Growing Asia Pacific and Russian regions
The new purchases of the full flight simulators seem to confirm the predictions of global growth in aviation industry. In December, 2012, Chinese and Russian companies bought four Level D full-flight simulators (FFS), two each company. The purchase include the first two FFSs, associated training devices and the CAE Augmented Engineering Environment (AEE) for the new C919 aircraft being developed by Commercial Aircraft Corporation of China, Ltd. (COMAC). They also include two simulators, a Boeing 737NG and a Bombardier CRJ200, to Russian aviation equipment company NITA (New Information Technologies in Aviation).
The two C919 CAE 7000 Series FFSs will incorporate the new third-generation CAE TroposTM-6000 visual system. They will be ready for use at SACSC in 2015, prior to the aircraft’s expected entry into service. Next to that, two Level 5 Flight and Maintenance Training Devices (FMTDs) will be provided.
The Boeing 737NG FFS for NITA will be deployed in 2013 to the Ulyanovsk Higher Civil Aviation School in Ulyanovsk, Russia. The CRJ200 FFS will be deployed to the Saint-Petersburg State University of Civil Aviation in Saint-Petersburg, Russia, also in 2013. NITA is acquiring the simulators on behalf of the Federal Air Transport Agency, part of the Ministry of Transport of Russia.
‘The growing shortage of pilots in Asian regions raises a need of increased aviation training infrastructure. There is no doubt that such purchases are only the beginning of the investment into the present and especially future aviation industry in these regions’, said Gediminas Talacka, the Manager of SimHelp.
With a rapidly growing aviation industry, the world’s attention to it grows together. The predictions of huge aviation personal shortage in the next 20 years cause many discussions in the media society. As a result to this aviation hunger, SimHelp notices that more and more world’s aviation museums open their Full Flight Simulators for public, and more and more journalists experience flights in order to convey more realistic message to the society.

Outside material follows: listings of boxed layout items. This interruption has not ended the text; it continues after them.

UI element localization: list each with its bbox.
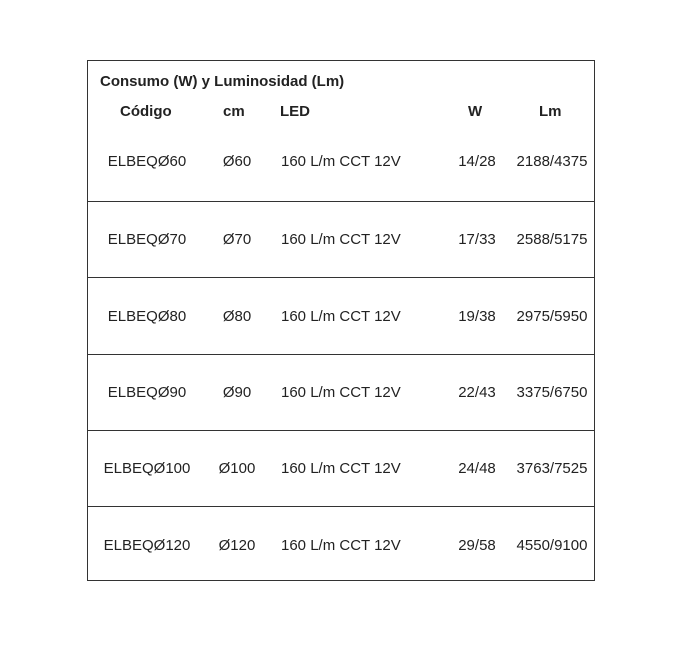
cell-lm: 2588/5175: [516, 231, 588, 248]
cell-led: 160 L/m CCT 12V: [281, 384, 401, 401]
header-cm: cm: [223, 103, 245, 120]
header-row: [88, 103, 594, 123]
header-code: Código: [120, 103, 172, 120]
cell-code: ELBEQØ120: [103, 537, 191, 554]
cell-code: ELBEQØ80: [107, 308, 187, 325]
cell-lm: 3375/6750: [516, 384, 588, 401]
table-row: [88, 430, 594, 507]
cell-led: 160 L/m CCT 12V: [281, 231, 401, 248]
cell-cm: Ø80: [222, 308, 252, 325]
cell-cm: Ø70: [222, 231, 252, 248]
cell-w: 24/48: [458, 460, 496, 477]
table-row: [88, 506, 594, 582]
cell-code: ELBEQØ90: [107, 384, 187, 401]
cell-w: 19/38: [458, 308, 496, 325]
cell-code: ELBEQØ60: [107, 153, 187, 170]
cell-w: 14/28: [458, 153, 496, 170]
cell-cm: Ø90: [222, 384, 252, 401]
cell-lm: 2975/5950: [516, 308, 588, 325]
cell-cm: Ø100: [218, 460, 256, 477]
table-row: [88, 277, 594, 355]
cell-led: 160 L/m CCT 12V: [281, 460, 401, 477]
cell-led: 160 L/m CCT 12V: [281, 537, 401, 554]
header-lm: Lm: [539, 103, 562, 120]
cell-cm: Ø120: [218, 537, 256, 554]
cell-led: 160 L/m CCT 12V: [281, 308, 401, 325]
header-led: LED: [280, 103, 310, 120]
table-row: [88, 354, 594, 431]
cell-lm: 2188/4375: [516, 153, 588, 170]
cell-led: 160 L/m CCT 12V: [281, 153, 401, 170]
cell-lm: 4550/9100: [516, 537, 588, 554]
cell-w: 22/43: [458, 384, 496, 401]
spec-table: [87, 60, 595, 581]
table-row: [88, 201, 594, 278]
header-w: W: [468, 103, 483, 120]
cell-cm: Ø60: [222, 153, 252, 170]
cell-w: 29/58: [458, 537, 496, 554]
cell-lm: 3763/7525: [516, 460, 588, 477]
cell-code: ELBEQØ100: [103, 460, 191, 477]
cell-code: ELBEQØ70: [107, 231, 187, 248]
cell-w: 17/33: [458, 231, 496, 248]
table-title: Consumo (W) y Luminosidad (Lm): [100, 73, 345, 90]
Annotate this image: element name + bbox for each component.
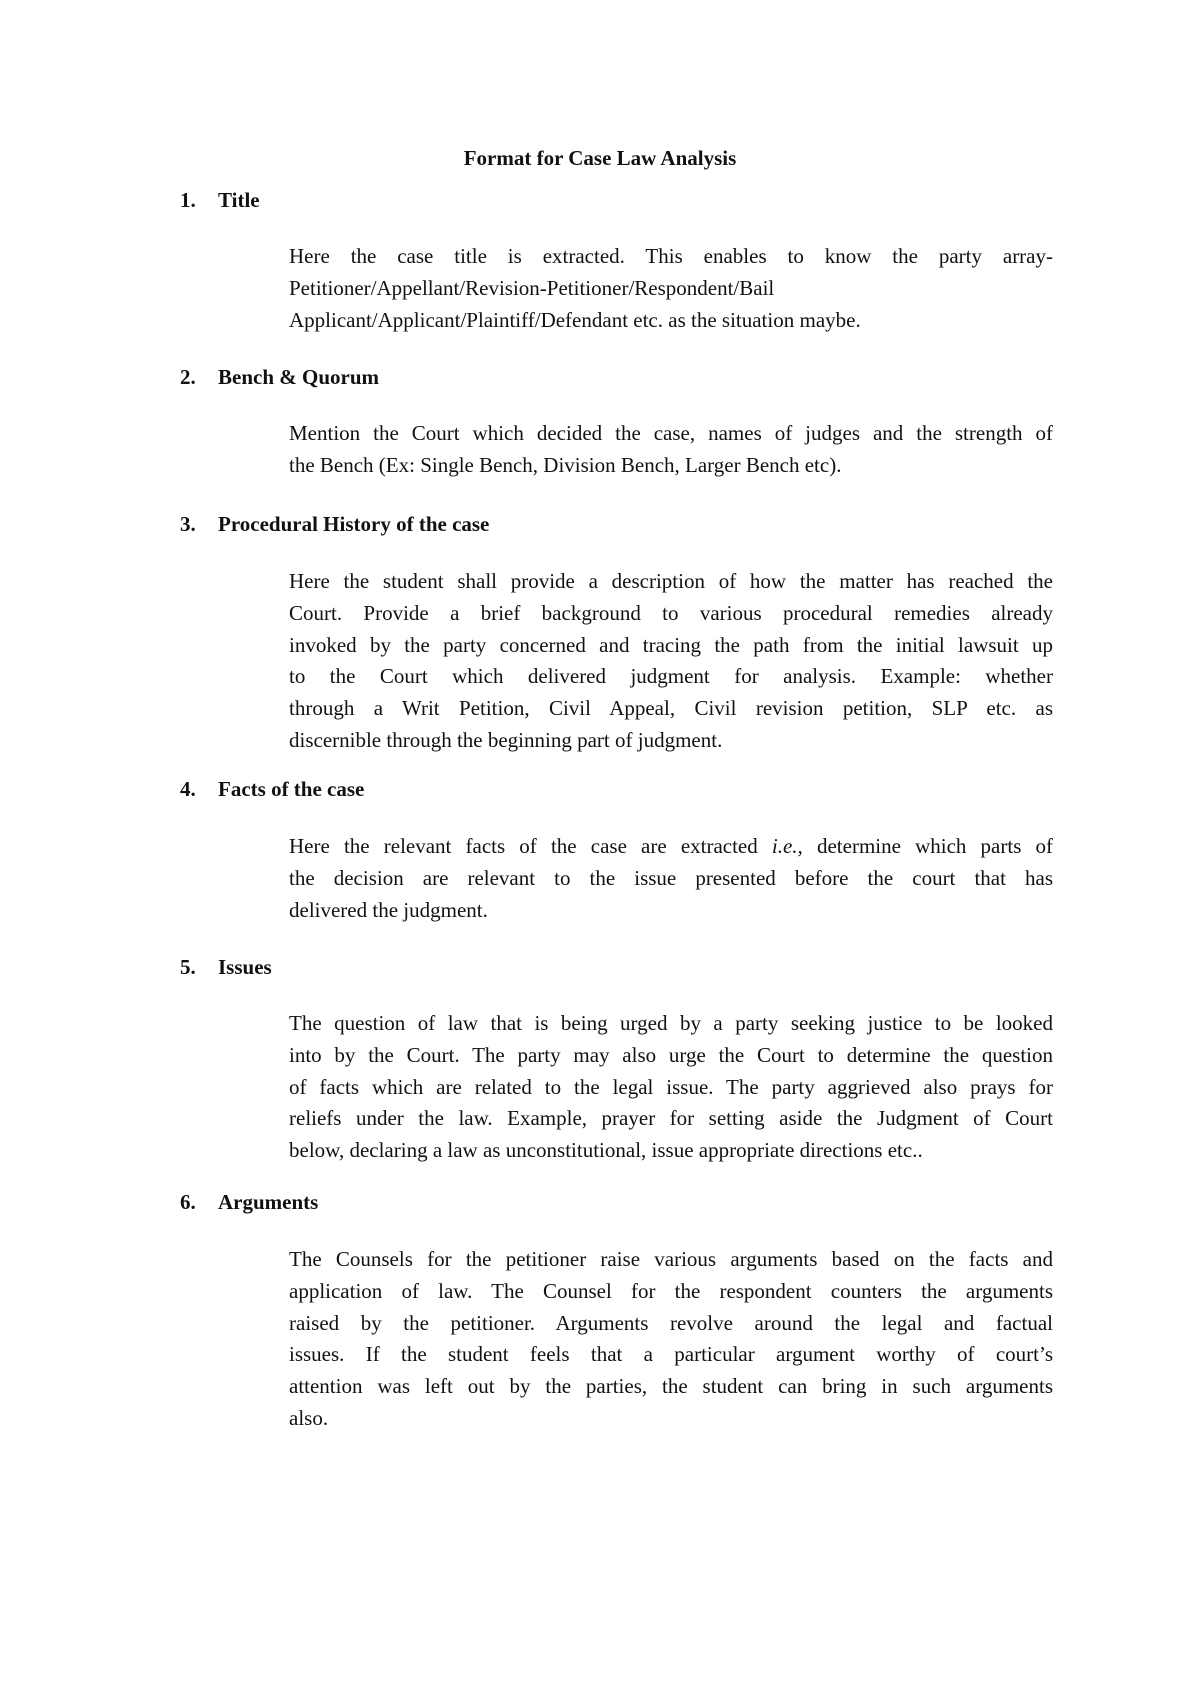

In the end of a year 2012, Kansas Aviation museum opened an F-4J simulator for public. A restored F-4J fighter plane cockpit allows prospective pilots an opportunity to fly the aircraft for a 30- or 90-minute session. Once in the plane, pilots are in full control of the throttle, altitude, speed, steering and all other aspects of flying. Justin Messenger, the director of the museum’s aircraft ramp says that being a simulator with mostly analog parts, it is an authentic re-creation of the 1967 aircraft. ‘Most of the interior is original. It is actually pretty rare to have an F-4 with this much of it intact. ‘
The Santa Monica museum of Flying also delivered a new attraction for the visitors of the museum – the MaxFlight high definition, 3D virtual reality flight simulator FS3000. The Simulator with a 360 degree full range of motion can carry two passengers. As the museum announces, ‘The pitch and roll technology is patented by MaxFlight and no other simulator has the same capability as the FS3000. There are multiple different flight scenarios and dozens of different aircraft that come with the unit.’
Furthermore, more aviation journalists experience the piloting themselves. We already wrote in our last newsletter about the editor of AINonline, Matt Thurber, who went for an initial type rating training in the Full Flight Simulator. This time SimHelp wants to salute the Aviation Week journalist Jason Pour who tested the new Boeing 787 Dreamliner with the help of experienced pilots. To see the video please visit http://youtu.be/-s9ynMnPdCQ
On behalf of the SimHelp team, we want to encourage everyone to dive in to the aviation world. We believe that such attention to this industry would help to discover new world of possibilities, especially for the younger generation which possibly will fill the future aviation professionals shortage.
Frasca: The Benefits And Pitfalls Of Simulator Training
According to Frasca, simulators can effect time and cost of flight training, although in order to do that, companies should put more effort in answering the question, which simulator technology is best for them.
Today, companies usually focuse on two key factors: The ability of students to transfer learned skills into the cockpit; and the ability of both – the school and the student – to maintain an acceptable financial costs throughout the process. In Frasca’s view, effective flight simulation should maximize the efficient transfer of skills from the simulator to the aircraft, what the company calls “transfer of training“. The best transfer of training is achieved through simulators that provide the most accurate replication of the flight environment. According to the article on Avweb.com, it consists of the best aerodynamic simulation, the most accurate flight deck replication, and, wherever possible, integration of qualified aircraft-specific motion and visuals.
With a wide range of simulation possibilities users may get confused. Talking about full-motion or no motion simulators, Frasca has their own opinion. Qualified Full Flight Simulators (Levels B, C, D, CG) require validated six-axis motion. For full qualification, the motion cues provided by the simulation must be validated against actual flight test data. Sadly, it is not always a case. Students who learn techniques, based on inaccurate cues, may need to un-learn or re-learn skills in the aircraft before they can become proficient, quoted the same article.